Recente reportagem da mídia dos Estados Unidos especializada no agro trata do crescimento da agricultura na América Latina, com destaque para o Brasil, pontuando o nosso agronegócio como um grande produtor de grãos e de carnes, e de que o setor rural tem mais participação no PIB brasileiro na comparação com a realidade dos EUA.

No entanto, o conteúdo, publicado no “Agrimoney”, acentua que além do Brasil, outros países, especialmente México, Colômbia e, obviamente, a Argentina têm setores agrícolas fortes. “Os agricultores dos EUA podem encontrar oportunidades de negócios aprendendo com os vizinhos latino-americanos”, diz a nota.
A agricultura mexicana é forte nos segmentos de frutas e vegetais, com boa integração tecnológica com os EUA, diz Pablo Sherwell, chefe de pesquisa e consultoria em alimentos e agronegócios do Rabobank na América do Norte.
Adiante, o material ressalta a diversidade da agricultura desenvolvida na Argentina e frisa que a diminuição dos impostos nas exportações agrícolas – medida tomada pelo governo de Maurício Macri – pode dar novo impulso aos produtos argentinos no mercado internacional.

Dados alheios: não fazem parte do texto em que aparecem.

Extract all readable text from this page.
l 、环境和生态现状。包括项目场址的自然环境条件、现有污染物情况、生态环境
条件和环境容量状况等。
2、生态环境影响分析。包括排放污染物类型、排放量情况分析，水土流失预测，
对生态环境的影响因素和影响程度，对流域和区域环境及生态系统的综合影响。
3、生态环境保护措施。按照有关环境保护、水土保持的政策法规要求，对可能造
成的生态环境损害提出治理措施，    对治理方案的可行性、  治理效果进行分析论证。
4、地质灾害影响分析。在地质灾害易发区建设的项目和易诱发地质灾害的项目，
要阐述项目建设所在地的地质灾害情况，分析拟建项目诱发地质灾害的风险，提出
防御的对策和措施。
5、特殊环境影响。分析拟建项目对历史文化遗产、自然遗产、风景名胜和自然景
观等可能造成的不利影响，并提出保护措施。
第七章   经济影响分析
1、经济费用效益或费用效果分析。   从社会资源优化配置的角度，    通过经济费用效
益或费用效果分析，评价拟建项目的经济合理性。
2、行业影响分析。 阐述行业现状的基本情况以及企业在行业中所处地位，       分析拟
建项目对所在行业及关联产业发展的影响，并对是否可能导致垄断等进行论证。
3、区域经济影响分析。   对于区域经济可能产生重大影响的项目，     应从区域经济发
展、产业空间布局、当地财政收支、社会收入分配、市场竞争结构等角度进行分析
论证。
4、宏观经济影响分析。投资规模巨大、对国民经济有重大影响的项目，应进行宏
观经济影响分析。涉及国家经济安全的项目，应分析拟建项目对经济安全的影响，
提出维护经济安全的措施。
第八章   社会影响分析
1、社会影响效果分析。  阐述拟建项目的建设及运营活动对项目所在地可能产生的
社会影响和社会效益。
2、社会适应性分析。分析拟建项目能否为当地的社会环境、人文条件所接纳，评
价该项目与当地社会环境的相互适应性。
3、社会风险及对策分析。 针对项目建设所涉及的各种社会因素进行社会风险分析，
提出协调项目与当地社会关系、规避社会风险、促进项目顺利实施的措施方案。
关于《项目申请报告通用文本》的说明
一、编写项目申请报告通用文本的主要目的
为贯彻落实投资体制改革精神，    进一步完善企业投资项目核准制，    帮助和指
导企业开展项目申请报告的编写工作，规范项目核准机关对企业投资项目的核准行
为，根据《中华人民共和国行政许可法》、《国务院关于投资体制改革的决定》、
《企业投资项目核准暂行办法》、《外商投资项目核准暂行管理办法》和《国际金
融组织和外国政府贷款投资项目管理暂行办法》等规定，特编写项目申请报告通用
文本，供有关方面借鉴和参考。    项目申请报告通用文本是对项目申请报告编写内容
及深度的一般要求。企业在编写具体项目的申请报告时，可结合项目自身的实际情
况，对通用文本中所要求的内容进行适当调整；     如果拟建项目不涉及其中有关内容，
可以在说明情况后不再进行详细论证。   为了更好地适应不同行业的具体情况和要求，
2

“Este cenário oferece aos agricultores uma melhor perspectiva sobre as projeções de médio e longo prazo”, afirma Alejandra Sarquis, gerente de pesquisa para originação e negociação na Molinos Agro S.A. em Buenos Aires. “Se esta política for mantida, os agricultores argentinos plantarão mais grãos na próxima década, podendo cultivar em 2025 entre 65 e 73 milhões de toneladas de soja.”
Constanza Valdes, economista do Departamento de Agricultura dos Estados Unidos (USDA, na sigla em inglês) afirma que a Colômbia vive uma mudança econômica que está sendo puxada, em parte, pela agricultura, principalmente pelas culturas de café, milho, arroz e cana-de-açúcar. Além disso, Constanza cita também parcerias comerciais e o acordo de paz com as Farc como dois outros fatores de alavancagem para agricultura colombiana.